This is one of our more intriguing home tours, although the backstory is not immediately apparent from the stunning photographs of Terri Winter and her family’s home in Northbridge, NSW.
Terri and her husband Bernd were not looking to purchase a house when this deceased estate home came onto the market. In fact, they had just sold their previous home, to invest in Terri’s business, top3 by design, and were planning to rent for a while.
However, the intrigue of this unique house got the better of them, they went to look, and instantly fell in love. Overlooking a huge overgrown garden, the property had previously belonged to surrealist painter James Gleeson, who configured the space to accommodate a studio – leaving an unconventional home layout. Terri highlights ‘it was such an odd house, because it is really really long and mostly only one room wide… like a big caterpillar on the top of the hill.’ Despite the awkward spatial flow, the couple registered to bid and ‘next thing we knew, we bought a house!’
Before they moved in, Terri injected a moment of luxury by secretly plumbing in a wooden bath as surprise for her husband Bernd. She explains ‘we had nothing in this rundown old house except a beautiful bath and 3 Kartell lights we wired in the living room!’
It took several months before the family were able to move into the house, as all of the carpets needs to be pulled up, sooty walls repainted, and rotting timber verandah railings replaced with glass. The 50’s blue kitchen was also replaced with Ikea base cabinetry, and a custom steel benchtop by cabinetmaker Dave Reddy.

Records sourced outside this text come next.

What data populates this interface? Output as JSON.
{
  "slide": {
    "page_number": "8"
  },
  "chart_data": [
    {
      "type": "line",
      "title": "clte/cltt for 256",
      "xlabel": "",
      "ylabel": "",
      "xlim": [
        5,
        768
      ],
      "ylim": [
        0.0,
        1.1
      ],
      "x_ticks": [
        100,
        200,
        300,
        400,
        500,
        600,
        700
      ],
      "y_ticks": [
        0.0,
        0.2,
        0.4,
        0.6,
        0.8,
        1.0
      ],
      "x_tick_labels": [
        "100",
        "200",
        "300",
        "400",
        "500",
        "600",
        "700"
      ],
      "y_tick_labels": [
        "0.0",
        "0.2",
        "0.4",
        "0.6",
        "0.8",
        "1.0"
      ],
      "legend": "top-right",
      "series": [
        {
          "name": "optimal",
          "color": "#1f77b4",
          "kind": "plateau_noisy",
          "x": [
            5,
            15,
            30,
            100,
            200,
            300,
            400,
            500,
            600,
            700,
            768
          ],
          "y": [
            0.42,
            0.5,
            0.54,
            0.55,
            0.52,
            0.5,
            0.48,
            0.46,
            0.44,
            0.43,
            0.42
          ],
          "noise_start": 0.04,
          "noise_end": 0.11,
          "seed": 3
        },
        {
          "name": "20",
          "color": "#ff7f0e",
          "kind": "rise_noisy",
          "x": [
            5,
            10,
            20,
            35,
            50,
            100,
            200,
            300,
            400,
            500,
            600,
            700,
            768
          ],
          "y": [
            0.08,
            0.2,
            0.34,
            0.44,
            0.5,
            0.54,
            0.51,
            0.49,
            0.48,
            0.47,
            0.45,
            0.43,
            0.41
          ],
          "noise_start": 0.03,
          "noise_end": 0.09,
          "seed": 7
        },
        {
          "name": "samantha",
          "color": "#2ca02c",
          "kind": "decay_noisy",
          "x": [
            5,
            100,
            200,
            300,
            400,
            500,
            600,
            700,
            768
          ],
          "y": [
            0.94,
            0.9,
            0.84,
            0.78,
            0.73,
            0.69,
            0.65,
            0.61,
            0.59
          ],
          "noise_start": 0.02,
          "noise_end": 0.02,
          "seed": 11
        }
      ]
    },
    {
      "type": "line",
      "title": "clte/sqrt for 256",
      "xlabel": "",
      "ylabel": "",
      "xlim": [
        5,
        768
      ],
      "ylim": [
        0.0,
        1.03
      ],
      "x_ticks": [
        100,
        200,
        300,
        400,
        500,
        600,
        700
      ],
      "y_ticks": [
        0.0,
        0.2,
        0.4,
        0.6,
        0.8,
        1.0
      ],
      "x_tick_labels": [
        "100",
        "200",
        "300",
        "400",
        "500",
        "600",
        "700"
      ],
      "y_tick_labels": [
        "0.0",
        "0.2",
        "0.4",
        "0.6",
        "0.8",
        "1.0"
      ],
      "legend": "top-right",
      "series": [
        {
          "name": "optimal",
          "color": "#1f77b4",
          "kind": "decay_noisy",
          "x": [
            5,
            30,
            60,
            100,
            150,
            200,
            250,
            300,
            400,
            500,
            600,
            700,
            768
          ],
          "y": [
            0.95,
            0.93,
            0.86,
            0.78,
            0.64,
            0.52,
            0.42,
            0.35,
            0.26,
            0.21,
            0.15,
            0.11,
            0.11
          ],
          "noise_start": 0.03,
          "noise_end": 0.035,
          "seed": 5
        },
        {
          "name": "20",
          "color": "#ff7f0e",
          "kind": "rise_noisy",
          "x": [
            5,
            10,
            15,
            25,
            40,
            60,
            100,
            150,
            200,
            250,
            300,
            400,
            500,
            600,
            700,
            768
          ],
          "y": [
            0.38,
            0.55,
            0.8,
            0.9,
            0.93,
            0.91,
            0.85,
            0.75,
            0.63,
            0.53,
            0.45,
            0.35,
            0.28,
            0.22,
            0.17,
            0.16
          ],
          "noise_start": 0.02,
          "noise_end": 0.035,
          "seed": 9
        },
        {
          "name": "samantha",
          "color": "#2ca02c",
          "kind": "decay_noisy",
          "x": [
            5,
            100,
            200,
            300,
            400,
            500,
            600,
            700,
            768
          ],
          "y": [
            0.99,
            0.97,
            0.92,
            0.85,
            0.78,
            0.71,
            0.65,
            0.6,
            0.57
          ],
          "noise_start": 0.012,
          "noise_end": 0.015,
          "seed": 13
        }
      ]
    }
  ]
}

The renovated house, now lovingly named ‘The Gleeson’ after its original owner, is now filled with beloved treasures, and carefully selected designer details. Terri explains ‘I think a home is like a tapestry of your life, all the pieces weave together to form a story of your journey. It is never finished.’ She admits that despite building a business based on the concept of a minimal, curated selection, and while she ‘loves the idea of being a minimalist… I just never will be!’